A smile blooms on her face as she thinks of him, mumbling the words in his sleep like the lovesick fool she knows him to be; talking in persistent circles around them in the hall; holding them back in the east tower.
In spite of—perhaps because of—all of it, she feels unexpectedly free. Like a weight has been lifted from her shoulders and her tongue.

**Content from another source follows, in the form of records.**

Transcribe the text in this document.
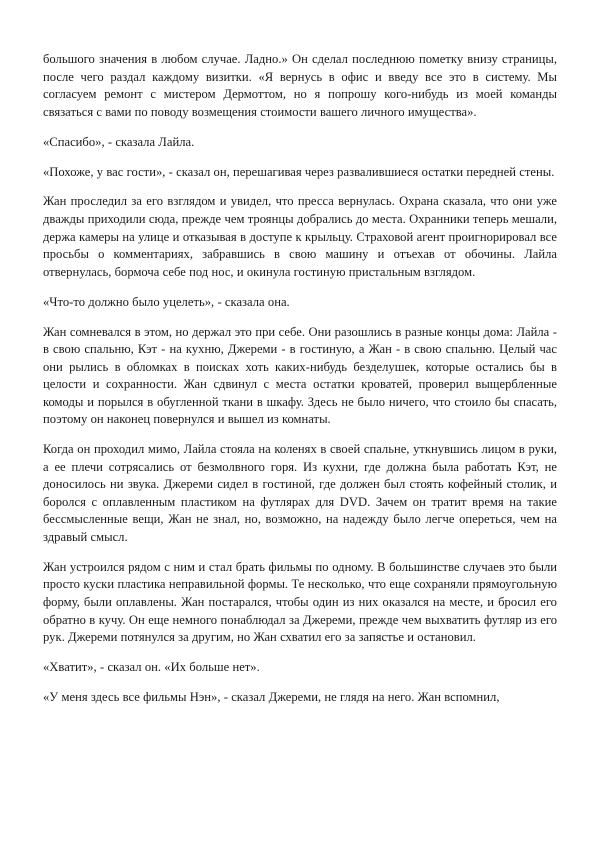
большого значения в любом случае. Ладно.» Он сделал последнюю пометку внизу страницы, после чего раздал каждому визитки. «Я вернусь в офис и введу все это в систему. Мы согласуем ремонт с мистером Дермоттом, но я попрошу кого-нибудь из моей команды связаться с вами по поводу возмещения стоимости вашего личного имущества».

«Спасибо», - сказала Лайла.

«Похоже, у вас гости», - сказал он, перешагивая через развалившиеся остатки передней стены.

Жан проследил за его взглядом и увидел, что пресса вернулась. Охрана сказала, что они уже дважды приходили сюда, прежде чем троянцы добрались до места. Охранники теперь мешали, держа камеры на улице и отказывая в доступе к крыльцу. Страховой агент проигнорировал все просьбы о комментариях, забравшись в свою машину и отъехав от обочины. Лайла отвернулась, бормоча себе под нос, и окинула гостиную пристальным взглядом.

«Что-то должно было уцелеть», - сказала она.

Жан сомневался в этом, но держал это при себе. Они разошлись в разные концы дома: Лайла - в свою спальню, Кэт - на кухню, Джереми - в гостиную, а Жан - в свою спальню. Целый час они рылись в обломках в поисках хоть каких-нибудь безделушек, которые остались бы в целости и сохранности. Жан сдвинул с места остатки кроватей, проверил выщербленные комоды и порылся в обугленной ткани в шкафу. Здесь не было ничего, что стоило бы спасать, поэтому он наконец повернулся и вышел из комнаты.

Когда он проходил мимо, Лайла стояла на коленях в своей спальне, уткнувшись лицом в руки, а ее плечи сотрясались от безмолвного горя. Из кухни, где должна была работать Кэт, не доносилось ни звука. Джереми сидел в гостиной, где должен был стоять кофейный столик, и боролся с оплавленным пластиком на футлярах для DVD. Зачем он тратит время на такие бессмысленные вещи, Жан не знал, но, возможно, на надежду было легче опереться, чем на здравый смысл.

Жан устроился рядом с ним и стал брать фильмы по одному. В большинстве случаев это были просто куски пластика неправильной формы. Те несколько, что еще сохраняли прямоугольную форму, были оплавлены. Жан постарался, чтобы один из них оказался на месте, и бросил его обратно в кучу. Он еще немного понаблюдал за Джереми, прежде чем выхватить футляр из его рук. Джереми потянулся за другим, но Жан схватил его за запястье и остановил.

«Хватит», - сказал он. «Их больше нет».

«У меня здесь все фильмы Нэн», - сказал Джереми, не глядя на него. Жан вспомнил,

Regina holds his face between her hands, her fingers splayed over his cheeks. The hand not supporting Roland covers hers. She takes a deep breath, chokingly whispers, "I love—"
Purple smoke billows into the room, sweeping across the floor and rising up as it engulfs them.
There is barely a second of realization, when their eyes meet, and he smiles a tearful smile, and she swiftly moves one hand to Roland's back.
The curse is here.
.
.
.
Regina Mills opens her eyes, blinking at her surroundings until she realizes that she is in Storybrooke, still, in her grey bedroom and grey silk pajamas.
For a moment, her brow furrows, as though her mind is seeking to grasp a half-forgotten dream. And then it fades, her peaceful expression replaced with a mild frown.
She could swear that, a moment ago, she was almost happy.